Detail of Saltley Gate mural showing Arthur Scargill, at that time a rank and file member of the NUM, addressing the strikers and supporters in including 30,000 Birmingham workers who stopped work on 10th February 1972.

It’s just two years before the 50th anniversary of the Battle of Saltley Gate in 2022. South and City College, Birmingham in Digbeth, long a centre for trades union studies, are hosting us for the 48th anniversary on 11th February. Banner Theatre will be leading the celebrations with excerpts from their acclaimed repertoire around working peoples’ achievements, including the Battle of Saltley Gate. An unknown rank and file NUM member in ’72, Arthur Scargill, will be back in Birmingham to speak at this event. He will be joined by Paul Mackney, a former General Secretary of NATFHE, closely involved in the commissioning of a mural on Saltley Gate at this college when President of Birmingham Trades Union Council and Doug Nicholls, President of the Federation of Trades Unions from 2007-9 and elected its General Secretary in 2012.

A group of us visited the College in advance to make arrangements for the meeting: Ian Scott, President of Birmingham Trades Council, Graham Stevenson, a former national organiser for the TGWU and son-in-law of the late Frank Watters, a key player at Saltley Gate, Bhagwant Singh and myself from the Socialist Labour Party. We were met by a member of staff, new to the College. We met in the place where the event would take place. Our first question was “where is the mural?” “What mural?” came the response.

At that moment a college lecturer arrived. “Yes I can show you the mural. It’s in the classroom I use for teaching about trades union history” he told us. 

The College has undergone modernisation and is a thriving organisation. However the mural had been moved from the original site. We joined our hosts on a trip up two floors, and yes there it was, or at least most of it. Our hope is to get the mural on display in its entirety, preferably in Birmingham which in 2022 will be hosting the Commonwealth Games. 

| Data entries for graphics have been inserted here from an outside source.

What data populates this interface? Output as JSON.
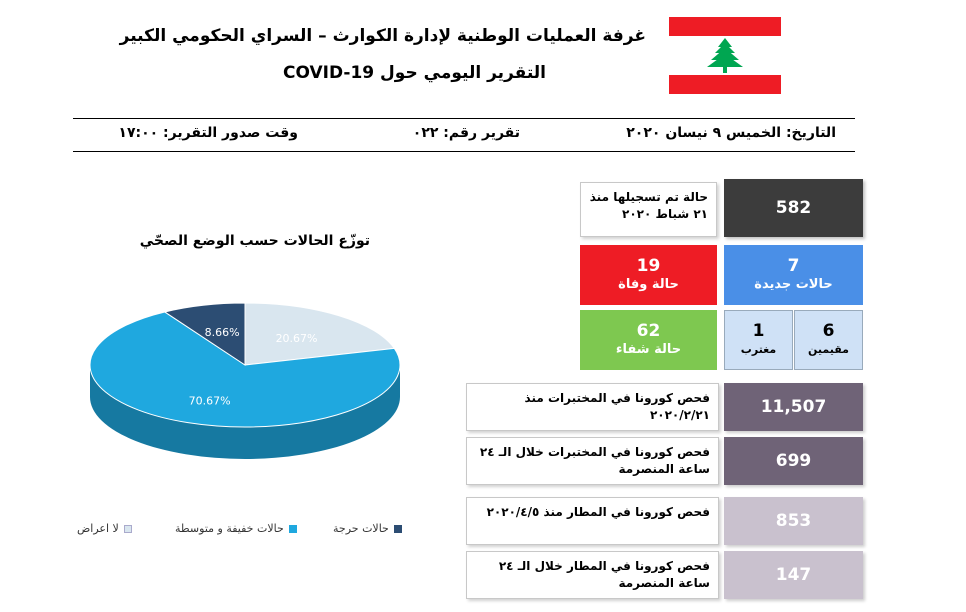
{
  "header": {
    "title_line1": "غرفة العمليات الوطنية لإدارة الكوارث – السراي الحكومي الكبير",
    "title_line2": "التقرير اليومي حول COVID-19"
  },
  "meta": {
    "date": "التاريخ: الخميس ٩ نيسان ٢٠٢٠",
    "report_number": "تقرير رقم: ٠٢٢",
    "report_time": "وقت صدور التقرير: ١٧:٠٠"
  },
  "colors": {
    "flag_red": "#ee1c25",
    "cedar_green": "#00a651",
    "total_box": "#3c3c3c",
    "deaths_box": "#ee1c25",
    "new_cases_box": "#4a8fe7",
    "recovered_box": "#7ec850",
    "split_box": "#cfe1f6",
    "tests_box": "#6f6377",
    "airport_box": "#c9c1ce",
    "pie_no_symptoms": "#d9e6ef",
    "pie_mild": "#1fa8df",
    "pie_critical": "#2c4d73"
  },
  "stats": {
    "total_cases": "582",
    "total_label": "حالة تم تسجيلها منذ ٢١ شباط ٢٠٢٠",
    "deaths": "19",
    "deaths_label": "حالة وفاة",
    "new_cases": "7",
    "new_cases_label": "حالات جديدة",
    "recovered": "62",
    "recovered_label": "حالة شفاء",
    "residents": "6",
    "residents_label": "مقيمين",
    "expats": "1",
    "expats_label": "مغترب"
  },
  "tests": [
    {
      "label": "فحص كورونا في المختبرات منذ ٢٠٢٠/٢/٢١",
      "value": "11,507"
    },
    {
      "label": "فحص كورونا في المختبرات خلال الـ ٢٤ ساعة المنصرمة",
      "value": "699"
    },
    {
      "label": "فحص كورونا في المطار منذ ٢٠٢٠/٤/٥",
      "value": "853"
    },
    {
      "label": "فحص كورونا في المطار خلال الـ ٢٤ ساعة المنصرمة",
      "value": "147"
    }
  ],
  "chart_data": {
    "type": "pie",
    "title": "توزّع الحالات حسب الوضع الصحّي",
    "slices": [
      {
        "name": "لا اعراض",
        "value": 20.67,
        "label": "20.67%",
        "color": "#d9e6ef"
      },
      {
        "name": "حالات خفيفة و متوسطة",
        "value": 70.67,
        "label": "70.67%",
        "color": "#1fa8df"
      },
      {
        "name": "حالات حرجة",
        "value": 8.66,
        "label": "8.66%",
        "color": "#2c4d73"
      }
    ],
    "legend_position": "bottom"
  }
}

There never was a better time to revisit Saltley in 1972 when failure to achieve solidarity for working people in struggle has allowed political opportunists to masquerade as their champions at the 2019 General Election. The very authors of austerity and opponents of trades union power were allowed to take over by a disunited leadership in the labour movement, a significant number of whom were distracted by the privileges and opportunities for personal advancement offered to them by powerful interests particularly in Brussels and Westminster.

The 48th Anniversary of Saltley Gate meeting takes place at South and City College Birmingham Annexe, High Street, Deritend, Digbeth, B5 5SU on Tuesday, 11th February from 6.00pm to 9.00pm

There will be exhibition stalls at the meeting at Digbeth representing unions and other organisations fighting for equality and justice, including the IWA in Birmingham who have led on demonstrations in Birmingham and London in support of rights of Moslems in India, and the West Midlands Palestine Solidarity Campaign.